Exactly. Spring. All the bamboo shoots are sprouting and the cherry blossoms are in bloom. That, to me, is the timing that is quintessential of Kyoto. So if we were going to do a menu that is framed around Kyoto, we would have to do it when all those ingredients are in season, so then it has to be in spring. We're ordering it that way.
Now, if you think about, say if we do Germany, Switzerland, and Austria, that's a cuisine that's really heavy — rich charcuterie and game stews and goulashes — that's perfect for the winter in Chicago. You want that comforting, warm, rich food when it's 20 degrees outside, so that menu will be put out in the winter. We're sort of looking at it like that.
We definitely want to do a couple of Japanese menus, definitely want to hit South America, Mexico, Spain, go back to France after this one — maybe do a more modern French experience. I mean, it's really endless. We really want to do Mad Men-New York — what was it like to eat in New York in the 1960s? Lobster thermidor and martinis and stuff like that. I think it would be fun.
At the book party for Life, on the Line Kokonas surprised you by refurbishing your 1970 GTO from high school. What's it like to drive it again?
Unbelievable. Talk about, like, blowing my mind, you know? It's the most amazing gift ever. The fact that he did it and it was a complete secret? It just?it blew me away. It's just incredible. They took 12 guys in Southern Illinois — about 100 miles south of Alinea — and 12 guys took 61 days — 4,000 man-hours — getting that car off the frame and redoing every piece and putting it back together. It's a perfectly brand-new car right now. It's so crazy.

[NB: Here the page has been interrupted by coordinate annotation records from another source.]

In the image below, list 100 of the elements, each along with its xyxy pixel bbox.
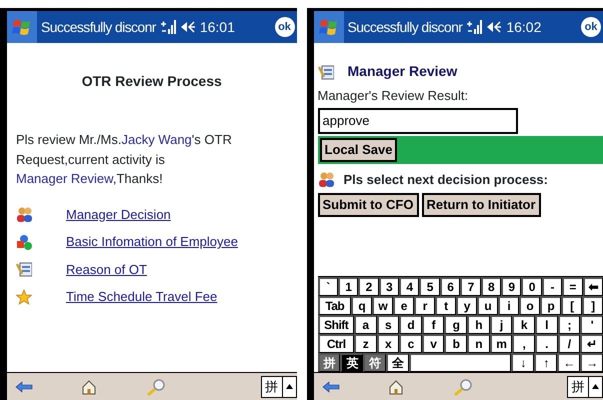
space-key[interactable] bbox=[409, 353, 512, 372]
keyboard-key[interactable]: 0 bbox=[521, 277, 542, 296]
input-panel-toggle[interactable] bbox=[589, 376, 603, 398]
keyboard-key[interactable]: j bbox=[490, 315, 512, 334]
section-link[interactable]: Manager Decision bbox=[66, 204, 171, 224]
person-link[interactable]: Manager Review bbox=[16, 171, 113, 186]
keyboard-key[interactable]: b bbox=[444, 334, 468, 353]
ok-button[interactable]: ok bbox=[274, 17, 294, 37]
ok-button[interactable]: ok bbox=[581, 17, 601, 37]
keyboard-key[interactable]: [ bbox=[561, 296, 582, 315]
person-link[interactable]: Jacky Wang bbox=[121, 132, 192, 147]
input-method-button[interactable]: 拼 bbox=[567, 376, 589, 398]
back-arrow-icon[interactable] bbox=[322, 380, 340, 392]
keyboard-key[interactable]: y bbox=[456, 296, 478, 315]
keyboard-key[interactable]: / bbox=[558, 334, 580, 353]
keyboard-key[interactable]: m bbox=[490, 334, 512, 353]
keyboard-key[interactable]: x bbox=[376, 334, 400, 353]
shapes-icon bbox=[16, 234, 32, 250]
keyboard-key[interactable]: 1 bbox=[338, 277, 358, 296]
section-link[interactable]: Basic Infomation of Employee bbox=[66, 232, 238, 252]
home-icon[interactable] bbox=[81, 378, 97, 394]
form-icon bbox=[16, 261, 32, 278]
start-button[interactable] bbox=[314, 11, 344, 43]
keyboard-key[interactable]: o bbox=[519, 296, 540, 315]
decision-button[interactable]: Submit to CFO bbox=[318, 193, 418, 217]
keyboard-key[interactable]: d bbox=[399, 315, 422, 334]
star-icon bbox=[16, 288, 32, 305]
keyboard-key[interactable]: . bbox=[535, 334, 558, 353]
search-icon[interactable] bbox=[145, 378, 167, 396]
keyboard-key[interactable]: e bbox=[393, 296, 414, 315]
keyboard-key[interactable]: c bbox=[399, 334, 422, 353]
speaker-icon[interactable] bbox=[180, 19, 196, 35]
keyboard-key[interactable]: ` bbox=[318, 277, 338, 296]
keyboard-key[interactable]: ← bbox=[557, 353, 580, 372]
input-mode-key[interactable]: 拼 bbox=[318, 353, 340, 372]
signal-icon[interactable] bbox=[466, 19, 482, 35]
keyboard-key[interactable]: 5 bbox=[419, 277, 440, 296]
form-icon bbox=[318, 64, 334, 80]
start-button[interactable] bbox=[7, 11, 37, 43]
section-link[interactable]: Reason of OT bbox=[66, 260, 147, 279]
keyboard-key[interactable]: g bbox=[444, 315, 468, 334]
input-mode-key[interactable]: 英 bbox=[340, 353, 364, 372]
keyboard-key[interactable]: k bbox=[512, 315, 536, 334]
speaker-icon[interactable] bbox=[486, 19, 502, 35]
keyboard-key[interactable]: , bbox=[512, 334, 536, 353]
keyboard-key[interactable]: u bbox=[477, 296, 498, 315]
keyboard-key[interactable]: z bbox=[354, 334, 377, 353]
keyboard-key[interactable]: ↓ bbox=[511, 353, 534, 372]
section-title: Manager Review bbox=[348, 62, 458, 81]
keyboard-key[interactable]: ↑ bbox=[534, 353, 558, 372]
keyboard-key[interactable]: 7 bbox=[460, 277, 481, 296]
keyboard-key[interactable]: ] bbox=[582, 296, 603, 315]
input-method-button[interactable]: 拼 bbox=[260, 376, 282, 398]
keyboard-key[interactable]: h bbox=[467, 315, 490, 334]
caret-icon bbox=[592, 384, 599, 389]
keyboard-key[interactable]: Shift bbox=[318, 315, 354, 334]
keyboard-key[interactable]: 8 bbox=[480, 277, 502, 296]
keyboard-key[interactable]: 4 bbox=[399, 277, 420, 296]
keyboard-key[interactable]: p bbox=[540, 296, 562, 315]
decision-button[interactable]: Return to Initiator bbox=[422, 193, 541, 217]
keyboard-key[interactable]: ↵ bbox=[580, 334, 603, 353]
local-save-button[interactable]: Local Save bbox=[320, 138, 398, 162]
keyboard-key[interactable]: - bbox=[542, 277, 562, 296]
keyboard-key[interactable]: 全 bbox=[386, 353, 410, 372]
keyboard-key[interactable]: a bbox=[354, 315, 377, 334]
field-label: Manager's Review Result: bbox=[318, 87, 470, 105]
keyboard-key[interactable]: → bbox=[580, 353, 603, 372]
section-link[interactable]: Time Schedule Travel Fee bbox=[66, 287, 218, 306]
home-icon[interactable] bbox=[388, 378, 404, 394]
keyboard-key[interactable]: 3 bbox=[378, 277, 400, 296]
keyboard-key[interactable]: n bbox=[467, 334, 490, 353]
input-panel-toggle[interactable] bbox=[282, 376, 296, 398]
keyboard-key[interactable]: Tab bbox=[318, 296, 352, 315]
keyboard-key[interactable]: 2 bbox=[358, 277, 379, 296]
signal-icon[interactable] bbox=[160, 19, 176, 35]
keyboard-key[interactable]: i bbox=[498, 296, 520, 315]
keyboard-key[interactable]: v bbox=[422, 334, 444, 353]
input-mode-key[interactable]: 符 bbox=[363, 353, 386, 372]
keyboard-key[interactable]: s bbox=[376, 315, 400, 334]
keyboard-key[interactable]: ⬅ bbox=[582, 277, 603, 296]
keyboard-key[interactable]: 9 bbox=[501, 277, 522, 296]
clock-time[interactable]: 16:02 bbox=[506, 16, 542, 38]
keyboard-key[interactable]: ; bbox=[558, 315, 580, 334]
keyboard-key[interactable]: l bbox=[535, 315, 558, 334]
keyboard-key[interactable]: 6 bbox=[440, 277, 460, 296]
keyboard-key[interactable]: q bbox=[351, 296, 372, 315]
keyboard-key[interactable]: = bbox=[562, 277, 583, 296]
keyboard-key[interactable]: f bbox=[422, 315, 444, 334]
review-result-field[interactable]: approve bbox=[318, 108, 518, 134]
windows-flag-icon bbox=[318, 18, 338, 36]
keyboard-key[interactable]: ' bbox=[580, 315, 603, 334]
keyboard-key[interactable]: w bbox=[372, 296, 394, 315]
clock-time[interactable]: 16:01 bbox=[200, 16, 235, 38]
window-title: Successfully disconr bbox=[41, 18, 156, 37]
decision-prompt: Pls select next decision process: bbox=[344, 170, 548, 189]
search-icon[interactable] bbox=[452, 378, 474, 396]
keyboard-key[interactable]: t bbox=[435, 296, 456, 315]
back-arrow-icon[interactable] bbox=[15, 380, 33, 392]
keyboard-key[interactable]: r bbox=[414, 296, 436, 315]
keyboard-key[interactable]: Ctrl bbox=[318, 334, 354, 353]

So it's even better than you remembered?
Yeah, it had a lot of significance for me, obviously. My father and I built it ourselves, and it taught me life lessons that helped me in the kitchen. And then it fell into disrepair and despair — drawing a great parallel to my relationship with my father during that time. And just as my relationship with my father is coming back into stability and fruition, the car comes back into my life as well.
And now I get to share ? it's not just me and my father, it's me and Nick now that can share that. And all of the guys that rebuilt that car ? They all came to the book launch party. And talk about a great group of guys that did something really amazing. So now there are these relationships that have centered around this car, and they're even greater than they were before. So it's really symbolic in a lot of ways. It's really cool.